2. Jika Foker LSM Papua menyetujui pergantian Komisi menjadi Badan - saya bisa paham, karena Fokker LSM Papua mempunyai pemahaman yang dangkal tentang persoalan HIV-AIDS diPapua (setidaknya sampai komentar ini saya tuliskan). Pokja HIV-AIDS di Foker LSM Papua yang dipimpin Sdr. Tahi Butar-butar merupakan gambaran komoditi HIV-AIDS di Papua. Sebagai contoh, Kasus Pengusiran 40 (an?) Odha di salah satu hotel Manokwari dalam rangka "Pemaksaan" Pembentukan Jaringan Odha di Papua yang tampak sangat komoditis baik dalam Proposal maupun implementasi. Jauh sebelumnya adalah jika kita masih mengingat kasus Buah Merah yang merengut nyawa saudari kita Agustina Saweri yang dieksploitasi oleh Pak Made yang merupakan kerjasama LSM yang dipimpin sdr.Tahi Butar-butar sebagai pimpinan YPKM. Representasi butar-butar sebagai ketua pokja HIV-AIDS di Foker LSM semata bukan karena kemampuan / capability di bidang HIV-AIDS tapi semata karena senioritas diantara "adik-adik" angkatannya di Foker LSM.

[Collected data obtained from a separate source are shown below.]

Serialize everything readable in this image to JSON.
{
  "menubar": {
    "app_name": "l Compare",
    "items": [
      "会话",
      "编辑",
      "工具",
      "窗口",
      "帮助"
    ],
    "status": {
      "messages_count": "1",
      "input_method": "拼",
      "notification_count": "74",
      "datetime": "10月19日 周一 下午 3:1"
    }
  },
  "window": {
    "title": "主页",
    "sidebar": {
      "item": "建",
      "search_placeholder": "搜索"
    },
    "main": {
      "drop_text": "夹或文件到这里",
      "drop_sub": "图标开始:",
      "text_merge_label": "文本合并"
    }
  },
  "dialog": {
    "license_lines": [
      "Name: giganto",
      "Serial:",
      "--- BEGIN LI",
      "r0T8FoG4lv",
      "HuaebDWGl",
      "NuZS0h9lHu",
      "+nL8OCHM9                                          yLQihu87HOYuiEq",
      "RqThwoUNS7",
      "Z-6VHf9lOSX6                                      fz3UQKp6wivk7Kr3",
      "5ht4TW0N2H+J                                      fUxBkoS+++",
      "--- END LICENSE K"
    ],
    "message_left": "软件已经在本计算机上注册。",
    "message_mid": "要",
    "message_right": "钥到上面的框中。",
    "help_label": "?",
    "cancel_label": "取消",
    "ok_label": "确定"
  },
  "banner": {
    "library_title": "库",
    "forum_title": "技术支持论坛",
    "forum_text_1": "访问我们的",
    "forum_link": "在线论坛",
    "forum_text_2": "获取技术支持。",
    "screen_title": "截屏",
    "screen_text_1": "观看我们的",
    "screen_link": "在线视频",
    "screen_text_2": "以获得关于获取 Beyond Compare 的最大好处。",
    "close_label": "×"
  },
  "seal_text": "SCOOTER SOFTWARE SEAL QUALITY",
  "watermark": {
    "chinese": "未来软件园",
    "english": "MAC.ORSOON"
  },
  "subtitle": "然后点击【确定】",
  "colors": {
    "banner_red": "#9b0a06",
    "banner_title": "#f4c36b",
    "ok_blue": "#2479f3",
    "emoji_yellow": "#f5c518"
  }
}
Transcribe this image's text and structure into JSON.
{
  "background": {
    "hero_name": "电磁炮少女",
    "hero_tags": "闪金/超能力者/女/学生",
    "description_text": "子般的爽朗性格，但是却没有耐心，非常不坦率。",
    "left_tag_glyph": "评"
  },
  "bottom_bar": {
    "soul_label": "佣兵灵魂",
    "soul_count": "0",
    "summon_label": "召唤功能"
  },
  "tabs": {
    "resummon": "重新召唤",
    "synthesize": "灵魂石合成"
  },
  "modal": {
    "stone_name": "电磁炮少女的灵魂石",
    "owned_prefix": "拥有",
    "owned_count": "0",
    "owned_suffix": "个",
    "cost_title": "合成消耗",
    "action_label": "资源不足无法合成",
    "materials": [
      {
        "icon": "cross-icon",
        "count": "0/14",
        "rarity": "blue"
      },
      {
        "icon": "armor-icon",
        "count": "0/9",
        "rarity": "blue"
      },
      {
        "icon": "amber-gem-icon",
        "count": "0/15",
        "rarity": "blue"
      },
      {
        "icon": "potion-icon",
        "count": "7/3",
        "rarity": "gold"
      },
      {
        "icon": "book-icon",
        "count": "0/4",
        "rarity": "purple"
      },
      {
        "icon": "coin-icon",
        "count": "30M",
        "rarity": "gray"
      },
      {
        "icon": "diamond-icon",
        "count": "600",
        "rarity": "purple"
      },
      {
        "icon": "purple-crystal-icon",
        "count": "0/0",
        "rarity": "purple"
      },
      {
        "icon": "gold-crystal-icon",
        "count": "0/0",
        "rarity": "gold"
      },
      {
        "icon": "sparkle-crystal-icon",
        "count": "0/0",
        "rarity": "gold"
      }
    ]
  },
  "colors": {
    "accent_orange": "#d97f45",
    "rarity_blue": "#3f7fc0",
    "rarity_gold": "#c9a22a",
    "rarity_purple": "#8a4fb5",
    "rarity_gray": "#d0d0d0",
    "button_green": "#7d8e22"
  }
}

Nah.. inilah gambaran kesedihan saya dengan pemberitaan tersebut. Apalagi jika mengingat rendahnya kualitas advokasi KPA Provinsi Papua terkait Raperdasi HIV-AIDS. Menjadi maklum, KPA yang minus pengetahuan HIV menjadi "sumber" penghidupan teman-teman yang menyatakan diri AKTIVIS di LSM-LSM Papua.
3. Satu gambaran nyata, adalah apakah yang sudah dilakukan kelompok Stop AIDS Now (SAN) Papua sesuai dengan besaran budget yang mereka bagi-bagikan??? Menyedihkan.
Mari kita perangi HIV-AIDS tanpa menari di penderitaan orang lain.

Pengirim,
Robert Sihombing,S.Sos.
Alamat: JSG, JL.Ayapo No. 12 Kamp Cina Abepura-Jayapura.